I knew she also was ashamed of her ugliness; everything about her spoke of this: her walk, her skin, her compulsively clean dresses, her shy cautiousness, her bashfulness; yet this did not make her weak, but, on the contrary, perhaps made her beautiful, and she let me understand with an earnestness bordering on defiance that, though she might think herself the ugliest of girls she must still come by my spot
—and let's add that her defenselessness was made even more emphatic, almost absurd, by the stoic dignity of the poor; all the same, a curious shiver of excitement ran through me when I thought of the cellar where she lived.

She was small, slight of build, fragile, and almost always kept her head lowered, so that her great brown eyes were forever looking up at things, unblinking, and
—I think the best word to use here would be deeply— and her short-cropped chestnut hair was held together with two clips, two white butterflies, to keep it from falling into her eyes, which definitely made her look awkward and little-girlish, but I liked her like that; her nicely rounded forehead was visible, testifying to the care her parents must have given her, the concern that she look neat and well-groomed; I could see how her father, while sitting in his porter's cubicle, drew her between his knees and with a handkerchief moistened with spittle wiped something off her face—her father was the school janitor and also the sexton of a nearby church, a skinny, blond-haired man with a little mustache and artificially curled hair, and they lived in the basement of the school; somebody told me that her mother, whom I saw a couple of times emerging from the dark basement loaded down with pots and bags, was helping people out with leftovers from the school lunchroom, and she also fed her own family from there—-she was said to be a Gypsy, and she had the kind of shiny rosy brown skin which the summer sun turns just a shade darker, though its winter paleness may be even lovelier.
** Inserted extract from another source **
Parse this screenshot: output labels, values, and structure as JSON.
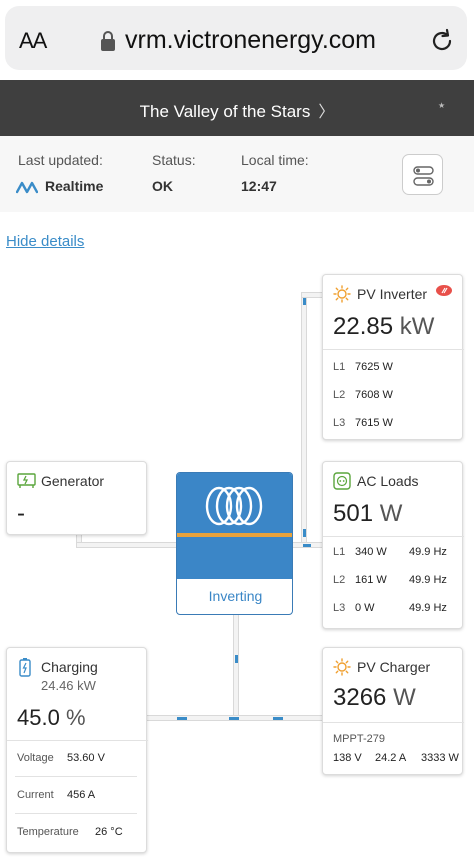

The snow was almost gone when all this started between us, on a day notable for another reason: the thaw had come late that year after a hard winter; what the sun melted during the day froze over again in the cold of the night, and only gradually, slowly, was it becoming clear that the thaw was finally setting in, that spring was here; first to melt were the cushions of snow on the rooftops and the snowcaps on chimneys, along with the fluffy white strips on the tree branches which wind had hardened into crystals; long icicles sprouting from the eaves during the night dripped during the day, and the cool water made the snow cover around the houses sag; you could break off and lick the fine, cold icicles, specially flavored by rotting leaves in the drainpipes and the rust of the pipes themselves
—we loved them; a thin armor of ice hardened on the ground at night, ideal for walking and sliding—it snapped and cracked under our feet, and we could leave footprints in it until, after a few mild days, everything came to life and began dripping, snapping, drying, crackling, trickling, flowing, and the birds began to sing; so the day was one of those wonderfully drippy, mild, clear days with a perfectly cloudless blue sky, and in the long morning recess we all, class after class, had to march down to the gym, line up, and stand in silence, looking straight ahead, not moving, not turning our heads; but impressive as the solemnity of the ostentatious memorial ceremony may have been, you still managed to see the soothing blue expanse beyond the tall narrow windows—without turning your head, of course—from the corner of your eyes, standing in a silence alive with stifled unrest; on the gym stage, its red curtain drawn, all the teachers stood—silent, of course, and motionless.